When he had narrowed his list to around 30 students, he called his friend, Sean Welch, who had produced Blitz's award-winning student film, "Wonderland."
"Initially I was dubious about signing on," Welch, 38, told The Journal. "I was not entirely convinced that a film on spelling would be all that interesting."
He changed his mind when he visited Blitz's Fairfax-area apartment and saw large printouts of prospective interviewees plastering the living room walls.
"We sat down and Jeff described how he would tell these incredibly rich, complex American stories," Welch said. "I told him I was game."
The filmmakers financed the project by signing up for 14 credit cards; an early purchase was a Canon XL-1 camera.
"We couldn't afford to hire a crew, so we figured we'd shoot the film ourselves, although we had no idea how to use the equipment," Welch said.
After a friend taught them some skills, the novices spent hours wandering the streets, filming neighbors watering the lawn or retrieving a newspaper.
"A couple days later, we hit the road," Welch said.
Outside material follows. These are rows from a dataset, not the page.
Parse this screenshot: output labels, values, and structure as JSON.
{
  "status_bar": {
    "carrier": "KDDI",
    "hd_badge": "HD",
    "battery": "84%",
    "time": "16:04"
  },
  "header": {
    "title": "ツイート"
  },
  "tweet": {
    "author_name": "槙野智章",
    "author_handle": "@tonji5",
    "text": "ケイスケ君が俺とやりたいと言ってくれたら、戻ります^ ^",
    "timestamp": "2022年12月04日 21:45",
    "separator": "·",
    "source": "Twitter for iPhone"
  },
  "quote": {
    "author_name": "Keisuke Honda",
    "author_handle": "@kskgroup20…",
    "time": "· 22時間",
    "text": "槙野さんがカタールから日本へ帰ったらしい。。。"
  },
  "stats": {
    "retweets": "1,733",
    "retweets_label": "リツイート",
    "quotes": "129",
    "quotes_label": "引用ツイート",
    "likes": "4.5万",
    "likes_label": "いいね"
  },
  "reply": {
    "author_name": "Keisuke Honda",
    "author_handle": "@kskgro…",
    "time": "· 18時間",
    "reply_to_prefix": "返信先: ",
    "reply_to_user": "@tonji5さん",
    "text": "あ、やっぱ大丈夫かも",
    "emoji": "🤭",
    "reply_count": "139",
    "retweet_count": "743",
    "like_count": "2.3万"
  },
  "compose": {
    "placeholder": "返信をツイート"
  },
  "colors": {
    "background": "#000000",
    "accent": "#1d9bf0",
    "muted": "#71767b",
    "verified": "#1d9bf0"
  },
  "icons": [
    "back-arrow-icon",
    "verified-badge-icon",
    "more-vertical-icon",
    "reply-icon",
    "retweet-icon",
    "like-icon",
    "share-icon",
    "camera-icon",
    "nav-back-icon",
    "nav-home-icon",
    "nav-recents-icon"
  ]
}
While interviewing disparate contestants over six months in 1999, they discovered the students had only one thing in common: the drive to succeed. They were surprised by the dearth of "stage parents": "It turned out most kids dragged their folks into it," Blitz said.
As for critics who view the bee as a waste of time, "They're missing the point," Blitz said. "The real benefit doesn't come from spelling, but from learning you can achieve something massive in life."
"Spellbound," in turn, proved a massive achievement for Blitz. The movie won numerous film festival prizes, rave reviews and a 2003 Oscar nomination; it is one of the six top- grossing documentaries of all time. The film stands out in a year of stellar documentaries, including Michael Moore's "Bowling for Columbine and Andrew Jarecki's "Capturing the Friedmans."
One fan is Blitz's mentor, USC professor Mark J. Harris, who won an Oscar for his 1997 Holocaust-themed documentary, "The Long Way Home."
Harris has a theory about why "Spellbound" is so successful: "The film reinforces our beliefs about what democracy and meritocracy in America should mean," he said.
Harris also feels the movie has Jewish values: "We are, after all, the People of the Book and the Word, and we like our words to be spelled correctly," he said. "Certainly Jews still believe very strongly in the value of education and the power of learning to transform your life. So do these kids and their parents."
Blitz, for his part, agrees: "The bee is such an inclusive vision of America, which feels very Jewish to me, he said. "Spellbound" premieres Dec. 16, at 8 p.m. on Cinemax.